Sonos sued Google for infringement of its patents covering smart speakers. Sonos and Google had entered into a joint R&D venture to integrate Google Play Music into Sonos speakers, during which time Sonos shared a great deal of technological information with Google. These ventures are common. Sometimes, they end poorly, in litigation. Sometimes, as happened here, the joint venture goes well but, a few years later, one of the parties comes out with products that are eerily similar to the other party’s.
Sonos and Google will have to fight it out in court or, more likely, come to a settlement regarding future use of the IP. Sonos has additionally filed a complaint in the International Trade Commission, seeking to prevent Google from importing some speakers into the country, on the grounds that the speakers violate Sonos’s patents. Patentees frequently take this double-pronged approach of filing an infringement suit in district court and a complaint with the ITC complaint.
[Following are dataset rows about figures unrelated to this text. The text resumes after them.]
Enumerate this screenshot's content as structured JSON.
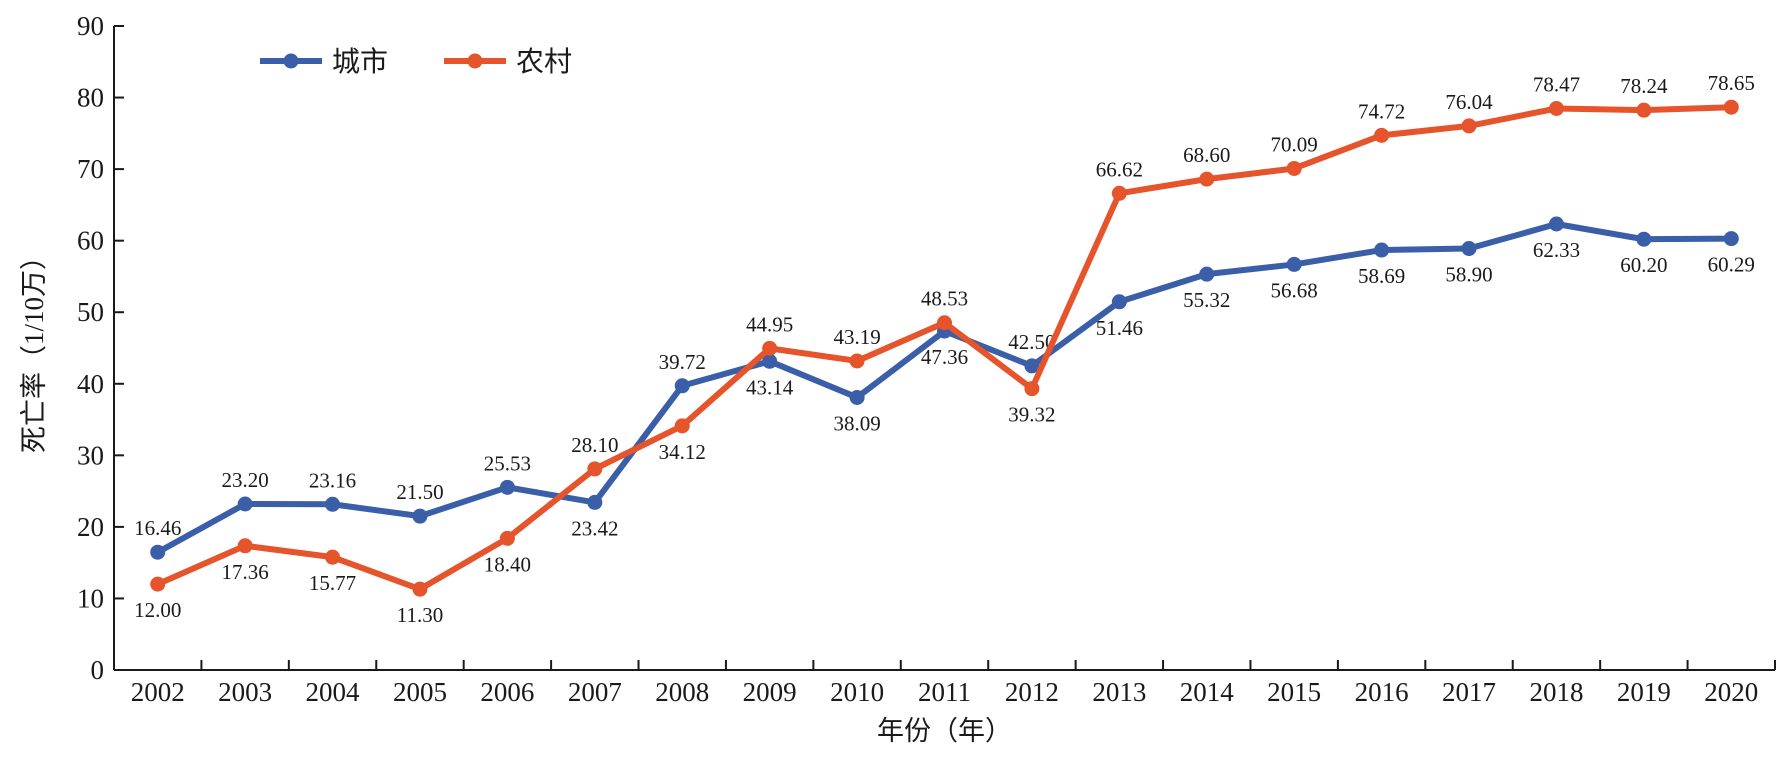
{
  "chart_data": {
    "type": "line",
    "title": "",
    "xlabel": "年份（年）",
    "ylabel": "死亡率（1/10万）",
    "ylim": [
      0,
      90
    ],
    "yticks": [
      0,
      10,
      20,
      30,
      40,
      50,
      60,
      70,
      80,
      90
    ],
    "categories": [
      "2002",
      "2003",
      "2004",
      "2005",
      "2006",
      "2007",
      "2008",
      "2009",
      "2010",
      "2011",
      "2012",
      "2013",
      "2014",
      "2015",
      "2016",
      "2017",
      "2018",
      "2019",
      "2020"
    ],
    "series": [
      {
        "name": "城市",
        "color": "#3a5ea8",
        "values": [
          16.46,
          23.2,
          23.16,
          21.5,
          25.53,
          23.42,
          39.72,
          43.14,
          38.09,
          47.36,
          42.5,
          51.46,
          55.32,
          56.68,
          58.69,
          58.9,
          62.33,
          60.2,
          60.29
        ],
        "labels": [
          "16.46",
          "23.20",
          "23.16",
          "21.50",
          "25.53",
          "23.42",
          "39.72",
          "43.14",
          "38.09",
          "47.36",
          "42.50",
          "51.46",
          "55.32",
          "56.68",
          "58.69",
          "58.90",
          "62.33",
          "60.20",
          "60.29"
        ],
        "label_pos": [
          "above",
          "above",
          "above",
          "above",
          "above",
          "below",
          "above",
          "below",
          "below",
          "below",
          "above",
          "below",
          "below",
          "below",
          "below",
          "below",
          "below",
          "below",
          "below"
        ]
      },
      {
        "name": "农村",
        "color": "#e5542b",
        "values": [
          12.0,
          17.36,
          15.77,
          11.3,
          18.4,
          28.1,
          34.12,
          44.95,
          43.19,
          48.53,
          39.32,
          66.62,
          68.6,
          70.09,
          74.72,
          76.04,
          78.47,
          78.24,
          78.65
        ],
        "labels": [
          "12.00",
          "17.36",
          "15.77",
          "11.30",
          "18.40",
          "28.10",
          "34.12",
          "44.95",
          "43.19",
          "48.53",
          "39.32",
          "66.62",
          "68.60",
          "70.09",
          "74.72",
          "76.04",
          "78.47",
          "78.24",
          "78.65"
        ],
        "label_pos": [
          "below",
          "below",
          "below",
          "below",
          "below",
          "above",
          "below",
          "above",
          "above",
          "above",
          "below",
          "above",
          "above",
          "above",
          "above",
          "above",
          "above",
          "above",
          "above"
        ]
      }
    ],
    "legend": "top-left",
    "grid": false
  }
}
Sonos has not flied suit against other manufacturers, such as Amazon, even though it is a potential target with its Echo products. This may be because Amazon is a valuable retailer for Sonos’s speakers, and it doesn’t want to poke that bear.
This is not the first time that Google has been embroiled in such an action. Over the past few years, Google’s affiliated company Waymo has been fighting Uber over technology they say one of Uber’s top autonomous car engineers – and former head of self-driving cars at Waymo – took from Google.
Cases such as these highlight a number of issues: how to properly handle background IP in a joint venture contract; how to deal with IP developed within a joint venture; whether and to what extent knowhow can be handled; how business relationships may affect a company’s choices in pursuing a potential infringement claim. These are all difficult issues to negotiate, and difficult issues to predict. However, when writing a joint venture agreement, license agreement, or other agreement concerning patents, trade secrets, and knowhow, both sides must attempt to look into the future and consider both the positive and negative possible outcomes.